OBS is an issue of debate, mostly because of its novelty [56]. The percept that immediate breast reconstruction improves health-related QOL underlines the increasing practice of breast reconstruction, internationally [57]. However, we should take into consideration that the longer time of surgery, the more fat necrosis in obese patients in some type of reduction mammoplasty, and the poor cosmetic outcome in 5–14% of OBSs necessitates more RCT studies in this field [35]. Many superior aspects of OBS will decline in the long term [58]. Nevertheless, newer studies indicate OBS as a safe and effective method even as a delayed surgery [59].

3.4. Health Economy

We did not find any study directly comparing mastectomy, BCT, and OBS from the view of health economy. Previous studies insist on the restricted access of low income women to radiotherapy after BCT. This fact places them at an increased risk of having worse outcome in comparison to those treated with standard mastectomy [60, 61]. Besides, lower proportion of BCT and OBS is performed among the patients without insurance or medicaid support. The presentation of BC is worse in these women as well [62].

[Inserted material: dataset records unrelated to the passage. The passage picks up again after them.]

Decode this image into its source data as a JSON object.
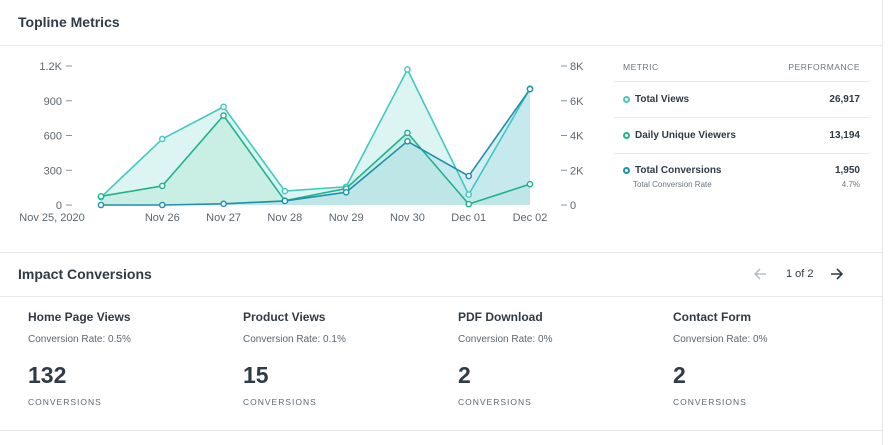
{
  "topline": {
    "title": "Topline Metrics"
  },
  "chart_data": {
    "type": "line",
    "categories": [
      "Nov 25, 2020",
      "Nov 26",
      "Nov 27",
      "Nov 28",
      "Nov 29",
      "Nov 30",
      "Dec 01",
      "Dec 02"
    ],
    "y_left": {
      "ylim": [
        0,
        1200
      ],
      "ticks": [
        0,
        300,
        600,
        900,
        1200
      ],
      "tick_labels": [
        "0",
        "300",
        "600",
        "900",
        "1.2K"
      ]
    },
    "y_right": {
      "ylim": [
        0,
        8000
      ],
      "ticks": [
        0,
        2000,
        4000,
        6000,
        8000
      ],
      "tick_labels": [
        "0",
        "2K",
        "4K",
        "6K",
        "8K"
      ]
    },
    "series": [
      {
        "name": "Total Views",
        "axis": "right",
        "color": "#40c9c0",
        "fill": "#bfecea",
        "values": [
          450,
          3800,
          5650,
          800,
          1050,
          7800,
          600,
          6700
        ]
      },
      {
        "name": "Daily Unique Viewers",
        "axis": "right",
        "color": "#1fb28c",
        "fill": "#b9e9d7",
        "values": [
          500,
          1100,
          5150,
          250,
          950,
          4150,
          50,
          1200
        ]
      },
      {
        "name": "Total Conversions",
        "axis": "left",
        "color": "#1f8fae",
        "fill": "#b5dfe8",
        "values": [
          0,
          0,
          10,
          35,
          110,
          550,
          250,
          1000
        ]
      }
    ],
    "grid": false,
    "legend": "none"
  },
  "metrics": {
    "col_metric": "METRIC",
    "col_performance": "PERFORMANCE",
    "rows": [
      {
        "label": "Total Views",
        "value": "26,917",
        "color": "#40c9c0"
      },
      {
        "label": "Daily Unique Viewers",
        "value": "13,194",
        "color": "#1fb28c"
      },
      {
        "label": "Total Conversions",
        "value": "1,950",
        "color": "#1f8fae",
        "sub_label": "Total Conversion Rate",
        "sub_value": "4.7%"
      }
    ]
  },
  "impact": {
    "title": "Impact Conversions",
    "pager": "1 of 2",
    "cards": [
      {
        "title": "Home Page Views",
        "rate": "Conversion Rate: 0.5%",
        "count": "132",
        "unit": "CONVERSIONS"
      },
      {
        "title": "Product Views",
        "rate": "Conversion Rate: 0.1%",
        "count": "15",
        "unit": "CONVERSIONS"
      },
      {
        "title": "PDF Download",
        "rate": "Conversion Rate: 0%",
        "count": "2",
        "unit": "CONVERSIONS"
      },
      {
        "title": "Contact Form",
        "rate": "Conversion Rate: 0%",
        "count": "2",
        "unit": "CONVERSIONS"
      }
    ]
  }
}
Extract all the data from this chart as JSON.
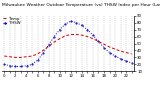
{
  "title": "Milwaukee Weather Outdoor Temperature (vs) THSW Index per Hour (Last 24 Hours)",
  "hours": [
    0,
    1,
    2,
    3,
    4,
    5,
    6,
    7,
    8,
    9,
    10,
    11,
    12,
    13,
    14,
    15,
    16,
    17,
    18,
    19,
    20,
    21,
    22,
    23
  ],
  "temp": [
    32,
    31,
    30,
    30,
    31,
    32,
    35,
    40,
    46,
    52,
    57,
    61,
    63,
    63,
    62,
    60,
    57,
    53,
    49,
    45,
    42,
    39,
    37,
    35
  ],
  "thsw": [
    20,
    18,
    17,
    17,
    18,
    20,
    26,
    36,
    48,
    60,
    70,
    78,
    82,
    80,
    76,
    70,
    62,
    53,
    44,
    37,
    32,
    28,
    25,
    22
  ],
  "temp_color": "#cc0000",
  "thsw_color": "#0000cc",
  "grid_color": "#888888",
  "bg_color": "#ffffff",
  "ylim": [
    10,
    90
  ],
  "yticks": [
    10,
    20,
    30,
    40,
    50,
    60,
    70,
    80,
    90
  ],
  "title_fontsize": 3.2,
  "tick_fontsize": 2.8,
  "legend_fontsize": 2.8,
  "legend_labels": [
    "Temp",
    "THSW"
  ]
}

There was no published article regarding the health economy of OBS. It sounds as if plastic surgery all over the world is an expensive operation, but, in comparison with mastectomy and BCT, one should consider all the after effects before declaring the most economically advantageous method [63]. OBS may reduce the need for mastectomy and expensive breast reconstruction surgeries [64]. We note a prompt need for economic evaluation studies to be performed in this field.

4. Conclusion

Aesthetic outcome is one of the major concerns of patients and physicians in BC surgery [39]. Breast conservation techniques are employed more and more even in the oldest age groups [55]. OBS has a positive impact on all aspects of QOL [57]. High patient satisfaction and proven oncological safety are the advantages of OBS when compared to BCT and mastectomy [32]. When performed by trained specialists, OBS accompanies a favourable outcome even in settings with inferior resources [64]. However, the superiority of patient's administration of cosmetic outcome and QOL may decline in long followup [58]. The long-term results of OBS are yet to be understood [13] and the traditional procedures may be more promising in their oncological outcome [10]. Breast surgeon has an important role in patient's decision making [63]. Proper patient selection and careful planning are of great importance to achieve an acceptable result [56, 59].

Conflict of Interests

The authors declare no conflict of interests.